February 24, 2006

Seeing Red

The Union County Public Information Department has been hard at work pumping out press releases attempting to buffer the thud that is sure to come when the county budget hearings end and the finished product finally lands square on the backs of the Union County tax payers.

The county manager released his proposed budget last month complete with alerts from the PI Dept. saying cuts to programs would be necessary, but adding, it was not certain what action the board would take to contain expenses that they say are careening totally out of their control.

It was announced that a hiring freeze was being promptly implemented until further notice and that departments were instructed to come to the scheduled budget hearings with options for cutting costs and ideas to generate new revenues if possible.

The threat of budget cuts has most department heads scratching their noggins hoping for an Epiphany that will play a role in keeping their department’s budget at 2005 levels.

Saturday, February 11,2006 - Budget Hearing
In almost a whisper, Mr. Joseph Sharp, Administrator of Runnells Hospital, quietly announced that the hospital operated at a deficit in 2005 though the final figure was yet to be determined, the guesstimate is somewhere between $250,000 and $1mil. High overtime by the nursing staff was one reason given as a factor for the negative figure, the hospital like private business is forced to keep jobs open in compliance with the Family Leave Act. An unfortunate fact of life is that the cost of temporary nursing staff to fill the voids is equal to if not more than paying regular employees’ overtime.

The Freeholder board has, for a few years, used Runnells Hospital as a campaign issue touting the fact that it has been operating in the black under their guidance.
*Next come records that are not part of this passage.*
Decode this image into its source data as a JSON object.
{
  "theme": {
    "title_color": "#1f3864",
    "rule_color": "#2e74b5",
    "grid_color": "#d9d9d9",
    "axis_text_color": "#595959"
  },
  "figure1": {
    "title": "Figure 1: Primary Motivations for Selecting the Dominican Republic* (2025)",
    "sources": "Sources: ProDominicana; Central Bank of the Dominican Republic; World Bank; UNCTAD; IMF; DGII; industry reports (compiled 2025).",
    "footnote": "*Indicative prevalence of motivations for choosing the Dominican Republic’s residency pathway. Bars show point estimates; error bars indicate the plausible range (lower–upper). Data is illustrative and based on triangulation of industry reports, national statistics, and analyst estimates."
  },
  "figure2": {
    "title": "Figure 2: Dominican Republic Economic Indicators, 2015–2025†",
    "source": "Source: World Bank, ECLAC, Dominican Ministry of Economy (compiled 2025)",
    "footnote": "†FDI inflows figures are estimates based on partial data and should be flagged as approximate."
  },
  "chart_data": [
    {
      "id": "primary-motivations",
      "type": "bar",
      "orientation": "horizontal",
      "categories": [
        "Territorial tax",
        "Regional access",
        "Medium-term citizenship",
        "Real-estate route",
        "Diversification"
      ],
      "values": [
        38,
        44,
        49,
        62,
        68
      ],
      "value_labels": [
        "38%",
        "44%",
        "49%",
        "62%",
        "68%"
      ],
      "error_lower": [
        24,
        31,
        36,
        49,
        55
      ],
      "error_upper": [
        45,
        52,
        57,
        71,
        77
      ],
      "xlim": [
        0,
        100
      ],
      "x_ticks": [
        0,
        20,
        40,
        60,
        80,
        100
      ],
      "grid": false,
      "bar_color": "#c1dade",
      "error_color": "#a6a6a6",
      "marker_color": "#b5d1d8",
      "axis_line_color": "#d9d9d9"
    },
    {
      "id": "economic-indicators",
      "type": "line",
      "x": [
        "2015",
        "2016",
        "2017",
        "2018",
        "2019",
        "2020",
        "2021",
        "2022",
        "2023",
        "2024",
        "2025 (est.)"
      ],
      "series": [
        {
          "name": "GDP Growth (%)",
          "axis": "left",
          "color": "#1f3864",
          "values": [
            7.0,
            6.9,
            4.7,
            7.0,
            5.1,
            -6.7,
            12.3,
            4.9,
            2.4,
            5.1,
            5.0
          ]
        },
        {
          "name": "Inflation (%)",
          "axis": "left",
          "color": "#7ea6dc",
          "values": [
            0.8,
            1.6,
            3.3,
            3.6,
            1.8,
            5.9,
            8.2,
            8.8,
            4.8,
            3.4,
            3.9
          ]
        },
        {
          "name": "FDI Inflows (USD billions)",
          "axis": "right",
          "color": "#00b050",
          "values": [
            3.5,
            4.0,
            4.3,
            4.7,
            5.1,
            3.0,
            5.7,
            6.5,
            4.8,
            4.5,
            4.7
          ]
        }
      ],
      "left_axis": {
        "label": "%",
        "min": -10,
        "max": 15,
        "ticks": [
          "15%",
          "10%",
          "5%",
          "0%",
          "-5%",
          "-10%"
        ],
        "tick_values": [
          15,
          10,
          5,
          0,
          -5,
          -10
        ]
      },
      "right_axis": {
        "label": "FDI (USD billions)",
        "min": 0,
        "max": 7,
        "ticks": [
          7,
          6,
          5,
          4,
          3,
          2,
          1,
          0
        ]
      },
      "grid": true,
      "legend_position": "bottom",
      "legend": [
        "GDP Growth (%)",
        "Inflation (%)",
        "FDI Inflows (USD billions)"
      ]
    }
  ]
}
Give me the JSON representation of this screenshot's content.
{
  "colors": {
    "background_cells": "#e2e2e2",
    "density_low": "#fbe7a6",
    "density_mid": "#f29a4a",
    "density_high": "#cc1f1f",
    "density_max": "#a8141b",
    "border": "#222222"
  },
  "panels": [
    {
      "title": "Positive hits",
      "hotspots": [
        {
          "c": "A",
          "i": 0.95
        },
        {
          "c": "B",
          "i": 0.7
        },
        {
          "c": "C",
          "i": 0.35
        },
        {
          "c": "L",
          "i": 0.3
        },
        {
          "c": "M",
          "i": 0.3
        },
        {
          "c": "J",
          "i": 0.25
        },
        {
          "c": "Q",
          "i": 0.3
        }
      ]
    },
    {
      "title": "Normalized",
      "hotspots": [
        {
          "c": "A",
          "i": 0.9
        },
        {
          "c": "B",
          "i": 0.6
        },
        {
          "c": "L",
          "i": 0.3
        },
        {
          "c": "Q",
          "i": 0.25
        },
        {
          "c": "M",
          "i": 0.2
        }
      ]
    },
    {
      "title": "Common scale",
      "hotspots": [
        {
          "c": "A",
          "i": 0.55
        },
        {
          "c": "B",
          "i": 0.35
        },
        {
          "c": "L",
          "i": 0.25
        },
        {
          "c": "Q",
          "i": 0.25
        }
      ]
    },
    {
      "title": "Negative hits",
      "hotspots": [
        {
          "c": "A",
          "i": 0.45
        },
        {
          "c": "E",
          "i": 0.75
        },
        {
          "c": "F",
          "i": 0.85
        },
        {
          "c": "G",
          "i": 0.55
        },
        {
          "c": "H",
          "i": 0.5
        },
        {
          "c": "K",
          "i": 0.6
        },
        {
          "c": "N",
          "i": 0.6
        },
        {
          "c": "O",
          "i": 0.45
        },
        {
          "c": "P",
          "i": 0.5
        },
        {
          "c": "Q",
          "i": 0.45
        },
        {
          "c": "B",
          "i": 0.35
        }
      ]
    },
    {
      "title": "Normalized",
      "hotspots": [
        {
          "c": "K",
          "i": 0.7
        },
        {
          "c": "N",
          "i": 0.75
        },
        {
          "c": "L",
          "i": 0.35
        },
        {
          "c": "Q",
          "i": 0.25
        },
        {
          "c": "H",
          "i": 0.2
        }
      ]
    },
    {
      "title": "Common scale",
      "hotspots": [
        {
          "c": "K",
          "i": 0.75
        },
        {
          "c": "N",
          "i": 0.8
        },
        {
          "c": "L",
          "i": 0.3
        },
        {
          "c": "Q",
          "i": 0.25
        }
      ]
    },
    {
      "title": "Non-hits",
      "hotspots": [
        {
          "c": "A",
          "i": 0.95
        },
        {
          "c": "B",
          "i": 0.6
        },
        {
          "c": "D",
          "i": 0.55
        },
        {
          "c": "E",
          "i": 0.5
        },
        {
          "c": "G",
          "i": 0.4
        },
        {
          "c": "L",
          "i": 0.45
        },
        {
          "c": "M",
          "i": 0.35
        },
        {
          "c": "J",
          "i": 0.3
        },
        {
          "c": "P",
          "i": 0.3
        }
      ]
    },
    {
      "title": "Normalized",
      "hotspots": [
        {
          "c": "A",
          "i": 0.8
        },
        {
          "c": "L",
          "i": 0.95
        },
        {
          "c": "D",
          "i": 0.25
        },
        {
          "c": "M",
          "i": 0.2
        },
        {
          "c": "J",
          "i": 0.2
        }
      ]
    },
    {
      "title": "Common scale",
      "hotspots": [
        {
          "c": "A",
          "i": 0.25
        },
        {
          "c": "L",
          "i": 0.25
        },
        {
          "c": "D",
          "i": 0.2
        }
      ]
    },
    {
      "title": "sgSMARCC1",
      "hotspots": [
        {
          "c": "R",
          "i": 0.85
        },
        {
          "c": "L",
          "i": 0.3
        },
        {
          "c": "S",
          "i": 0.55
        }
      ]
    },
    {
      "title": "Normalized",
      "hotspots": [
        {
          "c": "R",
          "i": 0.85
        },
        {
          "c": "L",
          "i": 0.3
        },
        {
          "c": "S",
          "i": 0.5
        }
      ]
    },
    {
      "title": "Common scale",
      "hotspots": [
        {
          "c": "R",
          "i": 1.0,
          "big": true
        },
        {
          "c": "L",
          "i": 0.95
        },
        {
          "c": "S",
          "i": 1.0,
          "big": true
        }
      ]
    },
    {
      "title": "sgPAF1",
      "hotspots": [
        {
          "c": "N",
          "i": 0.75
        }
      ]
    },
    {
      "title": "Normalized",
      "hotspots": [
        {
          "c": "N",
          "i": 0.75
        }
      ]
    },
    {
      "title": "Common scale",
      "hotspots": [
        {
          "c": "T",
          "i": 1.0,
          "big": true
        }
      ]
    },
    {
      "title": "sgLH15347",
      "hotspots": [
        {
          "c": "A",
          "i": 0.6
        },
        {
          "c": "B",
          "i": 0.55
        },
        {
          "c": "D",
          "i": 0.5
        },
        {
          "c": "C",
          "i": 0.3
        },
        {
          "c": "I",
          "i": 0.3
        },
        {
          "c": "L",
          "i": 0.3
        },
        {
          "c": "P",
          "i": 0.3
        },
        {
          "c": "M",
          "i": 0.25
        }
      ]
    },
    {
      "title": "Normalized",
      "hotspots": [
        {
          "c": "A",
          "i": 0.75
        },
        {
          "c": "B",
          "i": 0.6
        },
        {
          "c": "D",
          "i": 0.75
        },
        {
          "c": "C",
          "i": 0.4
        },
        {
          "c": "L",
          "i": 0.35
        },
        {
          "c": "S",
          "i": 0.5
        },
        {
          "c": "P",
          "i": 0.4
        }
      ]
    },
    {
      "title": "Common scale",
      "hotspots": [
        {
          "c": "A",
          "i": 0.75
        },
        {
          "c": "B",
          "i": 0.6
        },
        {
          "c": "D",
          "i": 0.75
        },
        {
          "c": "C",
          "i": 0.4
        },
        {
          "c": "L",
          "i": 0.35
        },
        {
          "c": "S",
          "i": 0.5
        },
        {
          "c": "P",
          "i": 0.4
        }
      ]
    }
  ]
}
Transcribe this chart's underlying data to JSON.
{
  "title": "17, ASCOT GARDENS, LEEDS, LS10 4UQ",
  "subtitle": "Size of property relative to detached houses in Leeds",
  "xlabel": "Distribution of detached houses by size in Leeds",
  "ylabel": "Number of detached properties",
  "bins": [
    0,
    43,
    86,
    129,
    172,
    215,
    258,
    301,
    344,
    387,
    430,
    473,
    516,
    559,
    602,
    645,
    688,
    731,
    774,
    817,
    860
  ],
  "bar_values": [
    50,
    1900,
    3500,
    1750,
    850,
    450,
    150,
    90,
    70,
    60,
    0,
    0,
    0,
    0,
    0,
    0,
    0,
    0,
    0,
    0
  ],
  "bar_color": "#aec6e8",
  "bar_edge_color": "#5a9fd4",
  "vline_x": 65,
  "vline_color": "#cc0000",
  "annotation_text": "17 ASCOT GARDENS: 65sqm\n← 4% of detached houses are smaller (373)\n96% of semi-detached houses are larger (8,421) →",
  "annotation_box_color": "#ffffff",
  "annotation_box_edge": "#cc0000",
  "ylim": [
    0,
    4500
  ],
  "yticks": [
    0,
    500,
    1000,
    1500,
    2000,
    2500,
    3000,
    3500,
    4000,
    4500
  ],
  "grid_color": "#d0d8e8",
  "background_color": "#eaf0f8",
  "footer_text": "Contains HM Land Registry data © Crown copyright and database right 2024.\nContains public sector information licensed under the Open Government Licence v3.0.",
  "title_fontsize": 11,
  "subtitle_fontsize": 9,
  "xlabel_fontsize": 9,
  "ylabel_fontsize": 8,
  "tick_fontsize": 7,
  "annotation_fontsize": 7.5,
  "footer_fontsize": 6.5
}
They have been labeling all opponents as being partner to wanting to close the facility in an effort to do the unthinkable, save cash. They have tried to terrorize the public with this negativity and have many voters shaking in their boots thinking that if they do not reelect the encumbents they will be losing an emergency care facility, which of course is not the case.

What was he thinking?
It was interesting to watch the current board chair, Al Mirabella who is up for reelection this year, suggest that perhaps the rehabilitation dept should expand its out-patient services in an attempt to generate new revenue. A move of this sort could require a sizable cash investment as the administrator woefully admitted that the necessary space did not currently exist, and would have to be created. Support for this option did not appear to be enthusiastically forth coming from the county manager who remained non-committal on the subject when the board chairman attempted to gain his agreement; the finance committee members were quiet as well. A wise move politically when one considers that the budget hearings were intended to come up with ways to curtail spending and not increase the budget, perhaps Mr. Mirabella already has his campaign materials in the works trumpeting the successes of Runnells and is now confronted with a costly rewrite.

Booming Industry
It does seem odd that with the nursing home/rehabilitation industry booming because of the sheer numbers of elderly needing extended care outside of the family home setting that this facility isn’t raking in revenues. Perhaps Runnells is now feeling the impact caused by acute care hospitals in the area, such as Robert Wood in Rahway, who are offering extended stay rehabilitation on their own sites to include handling the paperwork thus sparing families the burden of having to relocate patients to other facilities.

Granted, sometimes it is necessary to spend money to make money but new projects which require changes to the physical plant certainly are not the answer at this point in time. Rather, an in-depth look for what is causing the hospital to once again run in the red is certainly called for.

However the argument can be raised that perhaps the all too brief stint in the black was a fluke and that there is no hope for recouping the millions of tax dollars that the freeholders have already invested.